ESPECIALISTA EM DIÁLOGO INTER-RELIGIOSO
PERFIL: Javier Melloni
Javier Melloni Ribas (Barcelona, 1962) é antropólogo, doutor em teologia e fenomenólogo religioso. Diversas viagens à Índia lhe permitiram conectar elementos do misticismo hindu e cristão.
Jesuíta e estudioso dos Exercícios Espirituais Inacianos, Melloni possui amplo conhecimento dos textos de diversas religiões. Em seu trabalho como guia espiritual, ele integra elementos de diferentes tradições.
Ele é membro do Cristianismo e Justiça e professor da Faculdade de Teologia da Catalunha. Mora no centro espiritual La Cueva de San Ignacio, em Manresa.
Ele fundou o Caminho de Contempación, uma rede de pessoas pela espiritualidade através do silêncio, que promove a oração contemplativa cristã inspirada na proposta do jesuíta Franz Jalics.
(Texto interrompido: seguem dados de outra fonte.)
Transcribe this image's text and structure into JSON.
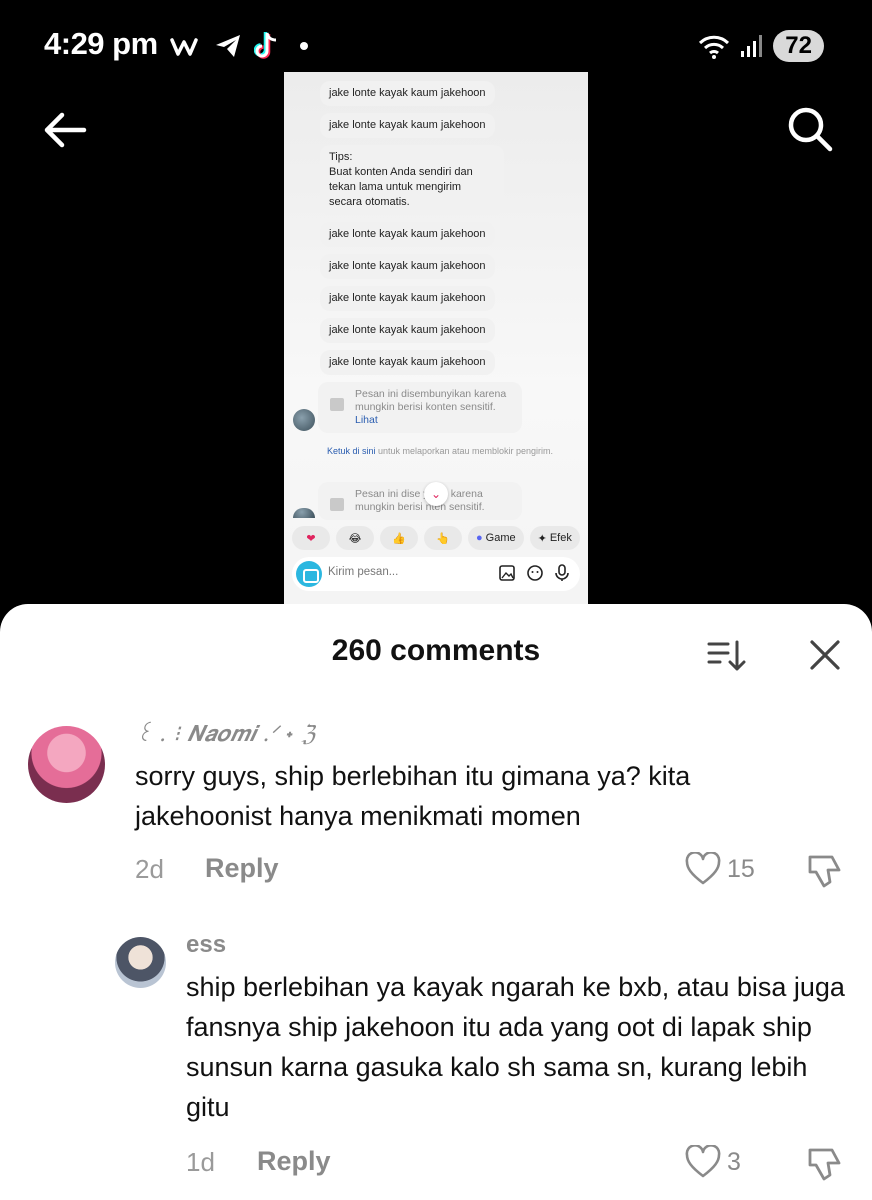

Entre outros livros, escreveu "O Um no Múltiplo " (2003), "Relações Humanas e Relações com Deus" (2006), "Vislumbres do Real " (2007), "O Desejo Essencial " (2009), "Vozes do Místico. Convite à Contemplação " (2009) e "O Cristo Interior" (2010), "Rumo a um Tempo de Síntese " (2020) e " Caminhos para a Transformação" (2025).
Seu último livro é We Are His Secret (Herder, 2025), que postula que a própria realidade é uma manifestação de Deus.